Reddit started blocking VPN users on old.reddit.com
Reddit started blocking VPN users on old.reddit.com
Same.
I’m switching everthing over to federated, self-hosted, decentralized, open source…
It’s a brave new old school world!
Well you shouldn’t trust a public, decentralized, open source personally hosted service either.
I don’t really know who’s hosting the Lemmy or other fediverse services I use and what access they have to the data that we post on there.
Basically, you shouldn’t trust any online service with your data and your posts.
Of course you shouldn’t but there is a categorical difference between the risk of a corporation exploiting you because of a power imbalance (you want to use Reddit, there aren’t alternatives in this hypothetical scenario) and the rando running your fediverse instance abandoning the project or being weird about your data.
The second category can definitely be problematic, but it just isn’t the same level of awfulness and systematic exploitation that corporations wield every day to extract a profit.

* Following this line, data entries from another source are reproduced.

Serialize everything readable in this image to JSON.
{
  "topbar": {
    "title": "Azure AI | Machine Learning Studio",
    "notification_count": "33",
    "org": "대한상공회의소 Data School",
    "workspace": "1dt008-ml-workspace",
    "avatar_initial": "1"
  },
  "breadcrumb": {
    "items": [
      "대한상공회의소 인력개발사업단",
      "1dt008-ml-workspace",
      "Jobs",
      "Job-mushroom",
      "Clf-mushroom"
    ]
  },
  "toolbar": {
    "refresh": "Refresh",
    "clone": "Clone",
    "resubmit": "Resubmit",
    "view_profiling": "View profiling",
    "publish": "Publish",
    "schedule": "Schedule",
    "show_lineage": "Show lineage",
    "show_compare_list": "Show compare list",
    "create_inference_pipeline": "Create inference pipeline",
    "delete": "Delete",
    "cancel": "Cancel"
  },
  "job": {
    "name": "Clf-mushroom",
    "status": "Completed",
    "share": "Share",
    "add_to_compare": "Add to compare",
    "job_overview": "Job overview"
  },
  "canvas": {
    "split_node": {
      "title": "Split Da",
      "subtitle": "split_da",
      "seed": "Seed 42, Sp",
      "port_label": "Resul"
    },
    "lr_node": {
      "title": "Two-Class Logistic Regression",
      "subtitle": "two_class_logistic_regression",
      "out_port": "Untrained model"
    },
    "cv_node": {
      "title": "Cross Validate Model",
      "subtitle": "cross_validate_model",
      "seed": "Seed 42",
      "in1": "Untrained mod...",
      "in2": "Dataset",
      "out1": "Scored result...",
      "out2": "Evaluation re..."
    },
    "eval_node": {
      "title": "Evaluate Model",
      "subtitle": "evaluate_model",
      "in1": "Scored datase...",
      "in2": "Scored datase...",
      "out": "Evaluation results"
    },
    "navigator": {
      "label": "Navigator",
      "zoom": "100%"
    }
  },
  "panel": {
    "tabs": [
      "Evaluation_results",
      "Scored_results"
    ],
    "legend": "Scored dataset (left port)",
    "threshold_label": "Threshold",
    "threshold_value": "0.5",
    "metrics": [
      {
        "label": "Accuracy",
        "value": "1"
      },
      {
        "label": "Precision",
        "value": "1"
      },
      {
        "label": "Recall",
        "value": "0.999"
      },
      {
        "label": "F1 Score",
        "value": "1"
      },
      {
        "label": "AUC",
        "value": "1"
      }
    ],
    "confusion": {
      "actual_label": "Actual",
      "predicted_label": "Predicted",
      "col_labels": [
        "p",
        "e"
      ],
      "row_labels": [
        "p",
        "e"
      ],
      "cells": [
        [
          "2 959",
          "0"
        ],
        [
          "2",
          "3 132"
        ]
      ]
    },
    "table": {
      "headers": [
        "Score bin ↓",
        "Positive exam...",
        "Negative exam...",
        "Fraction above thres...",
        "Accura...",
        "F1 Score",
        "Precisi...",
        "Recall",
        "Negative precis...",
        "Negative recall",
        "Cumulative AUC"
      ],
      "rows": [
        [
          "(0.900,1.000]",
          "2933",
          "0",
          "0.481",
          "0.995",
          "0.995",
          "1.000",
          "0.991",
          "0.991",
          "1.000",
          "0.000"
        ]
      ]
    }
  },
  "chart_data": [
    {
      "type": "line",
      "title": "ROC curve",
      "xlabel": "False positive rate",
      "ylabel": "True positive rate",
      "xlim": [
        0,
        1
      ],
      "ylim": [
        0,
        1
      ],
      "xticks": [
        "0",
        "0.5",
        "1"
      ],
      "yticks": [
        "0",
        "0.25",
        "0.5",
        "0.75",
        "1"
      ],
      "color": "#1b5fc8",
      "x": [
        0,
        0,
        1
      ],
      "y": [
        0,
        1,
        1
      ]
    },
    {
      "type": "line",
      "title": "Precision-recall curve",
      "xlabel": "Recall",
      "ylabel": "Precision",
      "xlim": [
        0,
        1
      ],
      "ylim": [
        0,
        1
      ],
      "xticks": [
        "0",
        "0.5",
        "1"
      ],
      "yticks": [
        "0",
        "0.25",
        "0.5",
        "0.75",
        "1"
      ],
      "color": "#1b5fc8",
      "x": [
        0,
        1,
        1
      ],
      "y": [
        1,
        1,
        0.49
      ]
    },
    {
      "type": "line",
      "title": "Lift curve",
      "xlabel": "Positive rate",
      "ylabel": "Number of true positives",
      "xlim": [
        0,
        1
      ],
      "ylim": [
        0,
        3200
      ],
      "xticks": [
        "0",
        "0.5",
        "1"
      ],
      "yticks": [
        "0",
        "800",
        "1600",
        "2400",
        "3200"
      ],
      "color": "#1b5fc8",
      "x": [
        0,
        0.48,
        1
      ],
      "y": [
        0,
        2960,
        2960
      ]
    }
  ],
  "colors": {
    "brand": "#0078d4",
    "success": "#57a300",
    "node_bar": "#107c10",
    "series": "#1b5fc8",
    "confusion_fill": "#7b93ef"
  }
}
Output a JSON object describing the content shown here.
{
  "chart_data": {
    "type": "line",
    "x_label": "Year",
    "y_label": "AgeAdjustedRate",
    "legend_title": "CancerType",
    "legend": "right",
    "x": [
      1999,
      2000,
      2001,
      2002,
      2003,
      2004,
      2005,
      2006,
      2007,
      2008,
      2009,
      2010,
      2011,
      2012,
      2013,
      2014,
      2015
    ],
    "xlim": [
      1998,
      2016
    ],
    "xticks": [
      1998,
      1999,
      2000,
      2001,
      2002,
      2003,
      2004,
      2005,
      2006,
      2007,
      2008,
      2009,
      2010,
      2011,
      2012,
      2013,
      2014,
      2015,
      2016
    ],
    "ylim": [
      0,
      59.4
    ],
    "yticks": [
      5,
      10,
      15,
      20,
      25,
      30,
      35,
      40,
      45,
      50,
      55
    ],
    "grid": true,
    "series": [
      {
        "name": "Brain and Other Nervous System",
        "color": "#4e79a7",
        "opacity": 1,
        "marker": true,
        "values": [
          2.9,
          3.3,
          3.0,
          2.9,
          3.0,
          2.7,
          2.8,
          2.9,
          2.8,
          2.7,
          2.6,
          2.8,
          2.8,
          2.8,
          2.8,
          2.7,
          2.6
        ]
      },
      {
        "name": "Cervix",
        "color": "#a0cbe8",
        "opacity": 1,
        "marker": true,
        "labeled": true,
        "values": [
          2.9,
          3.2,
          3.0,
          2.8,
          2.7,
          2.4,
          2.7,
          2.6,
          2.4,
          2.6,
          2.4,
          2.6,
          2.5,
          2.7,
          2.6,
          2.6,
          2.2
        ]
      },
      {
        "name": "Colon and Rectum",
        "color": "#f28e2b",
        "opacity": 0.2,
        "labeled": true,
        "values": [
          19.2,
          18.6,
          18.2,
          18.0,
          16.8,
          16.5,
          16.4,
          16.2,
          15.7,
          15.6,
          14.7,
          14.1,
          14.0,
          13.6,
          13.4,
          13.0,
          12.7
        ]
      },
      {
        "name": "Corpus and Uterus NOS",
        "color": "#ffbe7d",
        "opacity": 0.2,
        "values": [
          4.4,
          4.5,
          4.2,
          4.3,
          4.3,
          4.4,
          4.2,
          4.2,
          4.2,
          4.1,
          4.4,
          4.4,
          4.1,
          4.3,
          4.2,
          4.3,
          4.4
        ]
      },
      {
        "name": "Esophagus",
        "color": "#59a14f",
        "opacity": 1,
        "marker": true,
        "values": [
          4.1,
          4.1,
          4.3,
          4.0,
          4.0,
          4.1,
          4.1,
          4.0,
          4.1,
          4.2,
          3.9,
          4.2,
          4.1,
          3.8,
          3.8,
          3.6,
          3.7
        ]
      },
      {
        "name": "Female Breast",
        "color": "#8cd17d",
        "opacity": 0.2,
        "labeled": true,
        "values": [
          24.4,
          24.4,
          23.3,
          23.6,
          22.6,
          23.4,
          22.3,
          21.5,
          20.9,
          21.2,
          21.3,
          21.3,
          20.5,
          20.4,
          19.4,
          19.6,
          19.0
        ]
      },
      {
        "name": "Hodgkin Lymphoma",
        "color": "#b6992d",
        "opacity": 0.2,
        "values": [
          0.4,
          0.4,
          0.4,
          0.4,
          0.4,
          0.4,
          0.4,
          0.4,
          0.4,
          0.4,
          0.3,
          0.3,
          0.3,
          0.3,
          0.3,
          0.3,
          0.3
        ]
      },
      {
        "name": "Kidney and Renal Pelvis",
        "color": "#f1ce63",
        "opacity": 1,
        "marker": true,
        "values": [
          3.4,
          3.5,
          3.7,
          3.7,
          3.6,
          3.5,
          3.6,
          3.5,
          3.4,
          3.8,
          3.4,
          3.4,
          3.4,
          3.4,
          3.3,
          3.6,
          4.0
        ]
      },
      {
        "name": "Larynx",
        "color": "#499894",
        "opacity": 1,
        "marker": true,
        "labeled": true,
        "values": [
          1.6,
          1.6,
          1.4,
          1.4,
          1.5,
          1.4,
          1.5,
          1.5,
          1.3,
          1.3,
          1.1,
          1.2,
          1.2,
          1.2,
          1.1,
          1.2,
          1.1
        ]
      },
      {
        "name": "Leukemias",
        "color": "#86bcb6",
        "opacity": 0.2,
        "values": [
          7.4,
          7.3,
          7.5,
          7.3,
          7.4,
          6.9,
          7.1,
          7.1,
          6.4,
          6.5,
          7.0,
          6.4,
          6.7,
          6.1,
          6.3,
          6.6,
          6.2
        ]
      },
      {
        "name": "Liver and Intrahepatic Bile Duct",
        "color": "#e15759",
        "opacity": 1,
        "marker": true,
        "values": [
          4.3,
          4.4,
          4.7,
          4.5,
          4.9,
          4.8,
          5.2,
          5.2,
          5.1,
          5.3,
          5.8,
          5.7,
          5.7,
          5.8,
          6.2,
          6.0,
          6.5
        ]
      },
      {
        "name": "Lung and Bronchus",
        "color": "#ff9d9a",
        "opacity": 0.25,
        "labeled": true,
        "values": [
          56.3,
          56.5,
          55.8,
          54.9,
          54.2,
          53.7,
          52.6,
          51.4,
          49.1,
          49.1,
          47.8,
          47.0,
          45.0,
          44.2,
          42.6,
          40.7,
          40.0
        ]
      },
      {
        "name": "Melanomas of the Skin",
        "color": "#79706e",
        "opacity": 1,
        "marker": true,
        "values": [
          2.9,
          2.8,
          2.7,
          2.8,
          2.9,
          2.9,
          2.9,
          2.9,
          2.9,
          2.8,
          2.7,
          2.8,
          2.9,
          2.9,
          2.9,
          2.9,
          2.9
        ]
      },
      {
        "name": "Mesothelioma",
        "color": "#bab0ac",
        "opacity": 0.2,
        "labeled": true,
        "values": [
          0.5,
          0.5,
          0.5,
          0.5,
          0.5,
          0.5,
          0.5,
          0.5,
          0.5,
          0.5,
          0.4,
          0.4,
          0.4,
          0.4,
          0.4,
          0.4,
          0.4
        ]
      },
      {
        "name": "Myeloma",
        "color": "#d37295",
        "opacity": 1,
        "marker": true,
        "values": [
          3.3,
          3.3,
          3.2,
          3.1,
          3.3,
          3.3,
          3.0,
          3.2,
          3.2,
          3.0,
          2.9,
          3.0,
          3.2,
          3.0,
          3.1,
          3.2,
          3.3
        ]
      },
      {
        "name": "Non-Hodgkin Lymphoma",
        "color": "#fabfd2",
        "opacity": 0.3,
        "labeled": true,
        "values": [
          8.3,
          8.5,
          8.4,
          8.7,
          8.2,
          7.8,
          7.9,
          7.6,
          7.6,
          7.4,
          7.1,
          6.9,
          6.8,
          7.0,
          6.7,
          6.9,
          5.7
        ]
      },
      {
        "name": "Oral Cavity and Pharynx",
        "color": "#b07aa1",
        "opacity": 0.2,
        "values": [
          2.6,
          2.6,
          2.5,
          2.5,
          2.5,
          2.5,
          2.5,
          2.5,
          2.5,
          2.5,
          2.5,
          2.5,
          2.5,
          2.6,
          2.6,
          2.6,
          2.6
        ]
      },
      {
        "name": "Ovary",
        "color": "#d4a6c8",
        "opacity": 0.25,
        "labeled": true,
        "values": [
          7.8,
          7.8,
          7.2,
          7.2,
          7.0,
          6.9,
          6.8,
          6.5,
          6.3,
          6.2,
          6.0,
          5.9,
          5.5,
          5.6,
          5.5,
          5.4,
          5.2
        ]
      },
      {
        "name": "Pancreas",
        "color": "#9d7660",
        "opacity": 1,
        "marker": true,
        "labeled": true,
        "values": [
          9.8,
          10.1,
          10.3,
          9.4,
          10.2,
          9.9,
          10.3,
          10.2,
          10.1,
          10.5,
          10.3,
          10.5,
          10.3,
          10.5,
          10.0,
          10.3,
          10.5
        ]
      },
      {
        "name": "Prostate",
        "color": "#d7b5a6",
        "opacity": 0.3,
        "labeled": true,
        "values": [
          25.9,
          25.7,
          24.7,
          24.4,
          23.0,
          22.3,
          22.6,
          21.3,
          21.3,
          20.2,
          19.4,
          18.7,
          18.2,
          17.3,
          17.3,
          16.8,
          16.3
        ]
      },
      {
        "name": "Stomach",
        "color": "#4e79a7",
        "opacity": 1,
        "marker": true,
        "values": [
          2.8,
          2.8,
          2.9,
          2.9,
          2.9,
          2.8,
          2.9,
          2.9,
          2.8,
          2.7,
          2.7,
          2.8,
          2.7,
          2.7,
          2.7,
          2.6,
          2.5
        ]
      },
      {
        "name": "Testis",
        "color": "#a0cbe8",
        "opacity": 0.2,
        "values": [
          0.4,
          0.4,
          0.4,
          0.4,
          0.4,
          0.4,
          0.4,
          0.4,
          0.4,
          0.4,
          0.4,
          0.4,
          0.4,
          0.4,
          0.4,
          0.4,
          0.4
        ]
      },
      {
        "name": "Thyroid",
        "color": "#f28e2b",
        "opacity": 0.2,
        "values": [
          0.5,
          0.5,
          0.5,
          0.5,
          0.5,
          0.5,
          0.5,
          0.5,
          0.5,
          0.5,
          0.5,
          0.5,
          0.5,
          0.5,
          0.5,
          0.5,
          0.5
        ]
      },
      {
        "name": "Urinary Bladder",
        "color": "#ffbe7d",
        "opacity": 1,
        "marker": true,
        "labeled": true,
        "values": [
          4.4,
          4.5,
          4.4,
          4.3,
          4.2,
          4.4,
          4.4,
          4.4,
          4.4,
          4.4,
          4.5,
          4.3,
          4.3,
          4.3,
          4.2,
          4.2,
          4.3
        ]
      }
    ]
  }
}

Sure it could happen, but I don’t understand what relevance that has when you compare it to the fact that you KNOW without a shadow of a doubt corporations are going to sell your data to the maximal amount they can, even if it is illegal.
Besides this isn’t about our data being sold or not being sold really (our data will be mined and sold so long as it is publicly available on social networks in a certain sense), it is about who has the power and who doesn’t. Does a single corporation run by a billionaire fascist-baby or is it run by an imperfect constellation of developers, instance maintainers and moderators?
Or some such. Data is easy to mine if you have a target. It’s finding unknown targets that is hard.
IP? MAC? Same
Unique fingerprint? Most likely the same with your “private” stuff.
I have 10 Facebook accounts, a few with my real name and about 20 google accounts.
The real accounts that I use are created and destroyed frequently.
To each their own, that can be a benefit but youll still need to buy hardware and maybe rent rack space (if you need bandwidth).
My tiny slice of the web hosts a private image gallery for my family to upload and share photos. Going into it I wasn’t really interested in administering yet another server. Instead I threw $6 at a VPS and had a publicly accessible, user friendly site with backups up and running in about 15 minutes… and I haven’t had to think about it again since. That monthly sub is worth it for reclaiming my time.